Cab Calloway

Cab Calloway Artistfacts

  • December 25, 1907 - November 19, 1994
  • The infamous jazz band leader, composer and singer Cab Calloway, a.k.a. Cabell Calloway III, was born on Christmas day in 1907, in Rochester, New York. He inherited musicality from his mother, a church organist and teacher, and his singing talents were initially noticed when singing church hymns as a child.

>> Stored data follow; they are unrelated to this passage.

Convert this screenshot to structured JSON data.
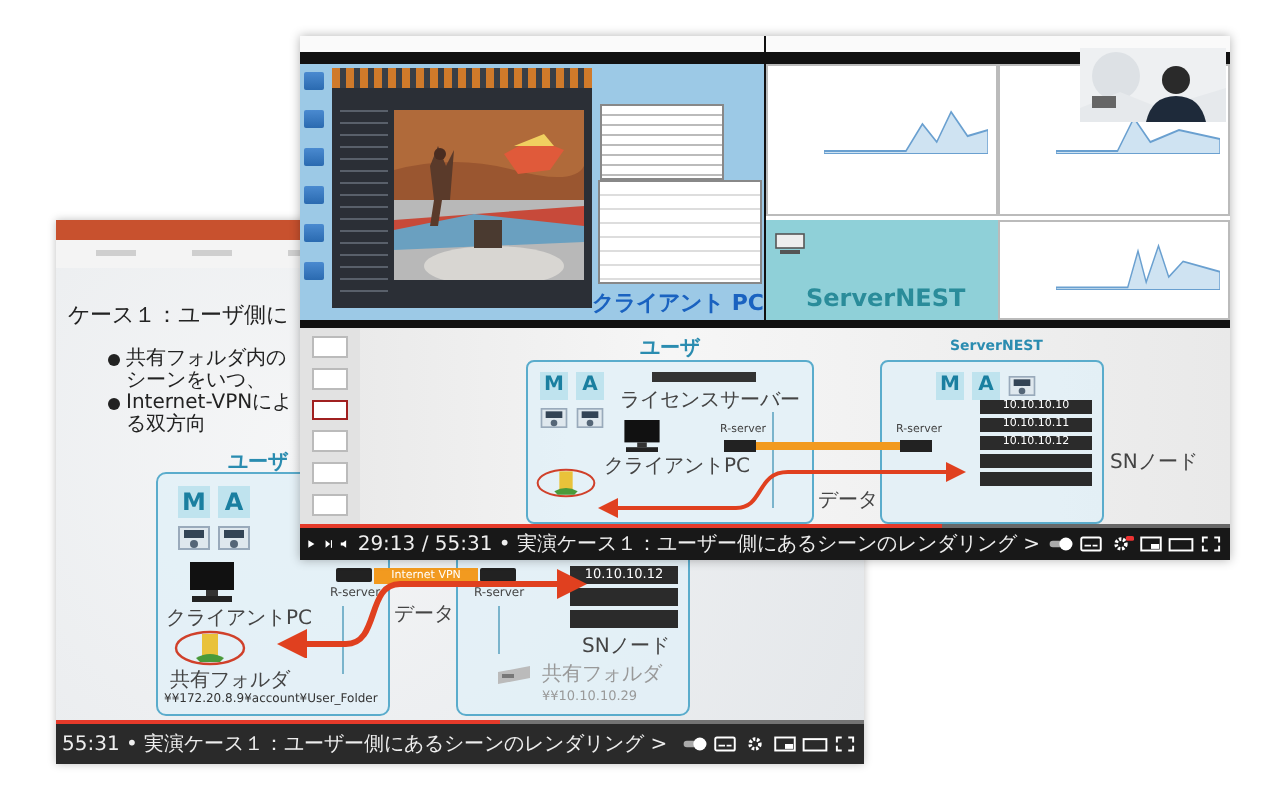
{
  "presentation_window": {
    "slide": {
      "heading": "ケース１：ユーザ側に",
      "bullets": [
        "共有フォルダ内のシーンをいつ、",
        "Internet-VPNによる双方向"
      ],
      "user_group": {
        "label": "ユーザ",
        "apps": [
          "M",
          "A"
        ],
        "client": "クライアントPC",
        "share_name": "共有フォルダ",
        "share_path": "¥¥172.20.8.9¥account¥User_Folder"
      },
      "network": {
        "r_servers": [
          "R-server",
          "R-server"
        ],
        "vpn": "Internet VPN",
        "data": "データ"
      },
      "server_group": {
        "nodes": [
          "10.10.10.12"
        ],
        "node_label": "SNノード",
        "share_name": "共有フォルダ",
        "share_path": "¥¥10.10.10.29"
      }
    },
    "player": {
      "level": 0.55,
      "caption": "55:31 • 実演ケース１：ユーザー側にあるシーンのレンダリング >"
    }
  },
  "demo_window": {
    "remote_desktops": [
      {
        "label": "クライアント PC"
      },
      {
        "label": "ServerNEST"
      }
    ],
    "slide": {
      "thumbnails": [
        {
          "selected": false
        },
        {
          "selected": false
        },
        {
          "selected": true
        },
        {
          "selected": false
        },
        {
          "selected": false
        },
        {
          "selected": false
        }
      ],
      "user_group": {
        "label": "ユーザ",
        "apps": [
          "M",
          "A"
        ],
        "license_server": "ライセンスサーバー",
        "client": "クライアントPC"
      },
      "network": {
        "r_servers": [
          "R-server",
          "R-server"
        ],
        "data": "データ"
      },
      "server_group": {
        "label": "ServerNEST",
        "apps": [
          "M",
          "A"
        ],
        "nodes": [
          "10.10.10.10",
          "10.10.10.11",
          "10.10.10.12"
        ],
        "node_label": "SNノード"
      }
    },
    "player": {
      "level": 0.69,
      "caption": "29:13 / 55:31 • 実演ケース１：ユーザー側にあるシーンのレンダリング >"
    }
  }
}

    After the death of his father, the family moved to Baltimore, Maryland in 1918, where he worked first as a shoe-shine boy, then later a newsboy selling the Sunday papers whilst finishing his schooling. There, Cab met the jazz pianist Tommy Jones and drummer and band leader Chick Webb, who had a strong influence on his early jazz training. His older sister Blanche was also a jazz singer and band leader, and under the influence of these three, pretty soon Cab started performing regularly in Baltimore jazz nightclubs.
  • After touring with his sister Blanche in a musical called Plantation Days, Cab ended up in Chicago where he entered Lincoln University to study law, but dropped out before graduating. "Night clubbing and school didn't pan out so well, together, so I figured I'd give up school" Cab said. In Chicago at the Sunset Cafe, Cab cut his teeth as an understudy for Adelaide Hall, and it was here that Louis Armstrong taught Cab how to scat. He also performed at Dreamland Ballroom and Club Berlin with his group The Alabamanians.
  • In 1929, during the prohibition era (1919 to 1933), the bandleader and pianist Duke Ellington invited Cab Calloway and His Orchestra to replace his band at the Cotton Club in Harlem, New York, whilst the Duke Ellington Orchestra was on tour. This led to a regular deal with the club, alongside notables like Louis Armstrong, Ethel Waters, and Ellington. The Cotton Club was the number one jazz venue in the country, run by the gangster Owney Madden from his cell in the maximum security prison Sing Sing. Although it was a whites-only nightclub, many black performers had the opportunity to showcase their talents to a high-class celebrity audience whilst Madden flogged his high-quality liquor to New York's finest.
  • It was at the Cotton Club that Cab Calloway and His Orchestra first brought down the house with their rendition of the risqué song "St. James Infirmary," written by the Jazz music publisher Irving Mills (a.k.a. Joe Primrose,) and based on an English folk song called "The Unfortunate Rake" about a licentious soldier that eventually dies of a sexually-transmitted disease.
  • Cab Calloway's hit "Minnie the Moocher" launched him to international renown in 1931, and is recognizable to most people as Calloway's "vocal coat of arms." The scat-based call and response between the audience of "Hi de hi de hi de hi" and variants ("The Hi-De-Ho Miracle Man," "You Gotta Hi-De-Ho," "Smokey Joe," "Kicking the Gong Around," and "Reefer Man" among others) were infectiously popular, earning him the nickname "The Hi De Ho Man."
  • The 1930s saw Calloway's transition into television and film. Along with "St. James Infirmary," "Minnie the Moocher" was made into a Bettie Boop animation short, and his dance steps were also animated through the technique of rotoscoping. In 1932 he appeared along Bing Crosby in his first Hollywood feature film, The Big Broadcast, and featured regularly in movies until 1980 (The Blues Brothers.) He also entered the Broadway scene, performing in George Gershwin's Porgy and Bess, in 1950 where he played the part of Sportin' Life, a character that Gershwin supposedly created especially for him.
  • When asked who his heroes were, Calloway is reported to have said "I'll tell you who my heroes are. My heroes are the notes, man. The music itself. You understand what I'm saying? I love the music. The music is my hero."
  • Cab Calloway wrote a dictionary in 1944 translating the Harlem patois known as jive, called The New Cab Calloway Hipster's Dictionary: Language of Jive.
  • Calloway regularly performed until his death from a stroke in 1994, at the age of 88.
  • Cab Calloway is credited with a precursor to the Moonwalk dance performed from 1930 onwards, which he called "The Buzz."